Knowing your weaknesses

I was having a discussion today with some people at work who were reading a book that helps you determine your strengths so that you can take advantage of your strengths and be great at what you do. That led me to think that while knowing my strengths is a good thing, I also want to know my weaknesses.

When I was starting out as a developer, I remember reading up on how to interview well and potential questions that interviewers might ask. One of the potential questions that I saw listed in several articles was, “What are your weaknesses?” That question didn’t really make much sense to me, maybe because I didn’t really know how to answer it (“yeah, my weakness is that I work too hard”), and I didn’t really know what an interviewer might want to get out of it.

I’ve never had anyone ask me that question in an interview (and I don’t think I would ever ask it in an interview myself), but I think the reason that someone might ask that is to see if someone is aware of their own shortcomings and if they’re doing anything about it. So here are some reasons that I try to learn my weaknesses.

Knowing what roles to avoid

We all have things that we are good at and things that we’re not so good at. There are many different roles you can play on a software development team (or any team for that matter). Maybe you really enjoy coding and are really good at it. Maybe you are good at project management and coordinating multiple efforts in order to reach a common goal. Maybe you have strong management skills and can help your team members get better and achieve their career goals. Maybe you are good at helping teams adopt Agile practices. Maybe you’re good at talking to users and business people.

As you read that list, you probably thought of some of those things that you are good at and that you really enjoy doing, and maybe others that don’t get you so excited. This is really really important to remember so that you don’t inadvertently steer your career down the wrong path. The classic example is the developer who was really good at coding and was promoted to management and now can’t take advantage of their strong development skills that got them there in the first place. On the other hand, I know some developers that went into management and thrived there. Either one is fine, but you’ll be happier and more successful if you can stay in a role that emphasizes your strengths.

Knowing what to work on

Some things will come naturally to you, and other things won’t. That doesn’t mean that you should only do things that you’re good at. Most developers naturally are not extremely gifted when it comes to talking to users and business people, but I think this is a very important skill that I think every developer should work hard at. Being able to right good code does you no good if you can’t create systems that will actually solve the right problems.

This is why most meetups that I attend have more to do with QA testing, business analysis, and project management. I’m better at development than I am at all those things, and I like development the best, but I want to be better at the other disciplines because it makes me a more well-rounded developer and allows me to know how to help entire teams instead of just developers (which lines up with my career goals).

We can develop these skills if we work at them, even if they don’t come naturally. But if you don’t take the time to look at what you need to work on, you won’t ever get better.

Knowing how other people might see you

There are two sides to this one. First, I want people to know me for my strengths. There are thousands of .NET developers, agile coaches, project managers, etc. out there. What is going to separate you from the crowd? What you’re great at.
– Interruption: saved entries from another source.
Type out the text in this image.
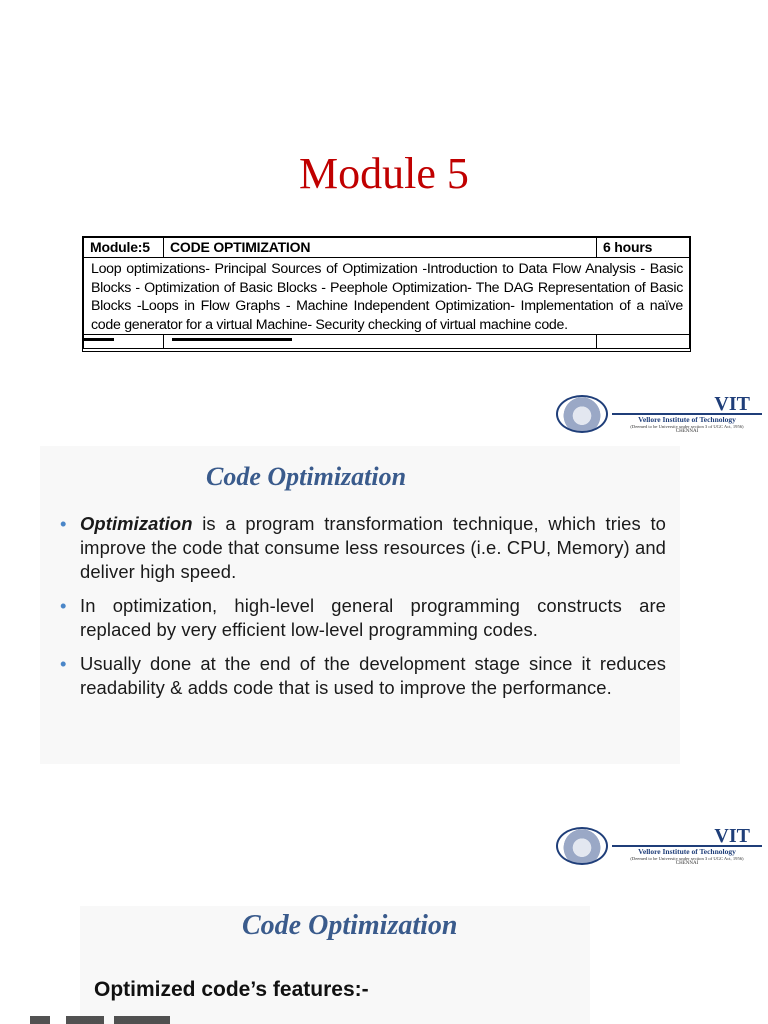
Module 5
Module:5	CODE OPTIMIZATION	6 hours
Loop optimizations- Principal Sources of Optimization -Introduction to Data Flow Analysis - Basic Blocks - Optimization of Basic Blocks - Peephole Optimization- The DAG Representation of Basic Blocks -Loops in Flow Graphs - Machine Independent Optimization- Implementation of a naïve code generator for a virtual Machine- Security checking of virtual machine code.		

VIT
Vellore Institute of Technology
(Deemed to be University under section 3 of UGC Act, 1956)
CHENNAI
Code Optimization
• Optimization is a program transformation technique, which tries to improve the code that consume less resources (i.e. CPU, Memory) and deliver high speed.
• In optimization, high-level general programming constructs are replaced by very efficient low-level programming codes.
• Usually done at the end of the development stage since it reduces readability & adds code that is used to improve the performance.
VIT
Vellore Institute of Technology
(Deemed to be University under section 3 of UGC Act, 1956)
CHENNAI
Code Optimization
Optimized code’s features:-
That will get you in the door, but if you stay somewhere long enough, people will find out what you’re weaknesses are. This is fine, but I want to be aware of how people might be viewing me because that might help me understand the way that people act towards me and why they might make various decisions that affect me. If I’m aware of my weaknesses and other people also have discovered those weaknesses, now I can take what they say and understand more about what they are saying and what is causing them to react a certain way. In turn, this teaches me more about myself and what I need to work on in order to get better. (At no point should I ever beat myself up for my weaknesses, this has no constructive value for anyone.)

For example, I am an extrovert, which is a minority in the software development world. This means that I sometimes tend to think out loud, and sometimes I’ll throw ideas around without having really thought them out. I think this sometimes confuses and overwhelms some of my other team members, who were still trying to understand my previous thought which I’ve already moved on from. While this is the way that I tend to process ideas, I’ve realized (based on how other people have reacted) that this isn’t always constructive for others and that I sometimes need to think things through more internally before I verbalize them.

While thinking about your weaknesses isn’t always a whole lot of fun, it will go a long way towards bringing you career success and enjoyment. We could all use a little more of that.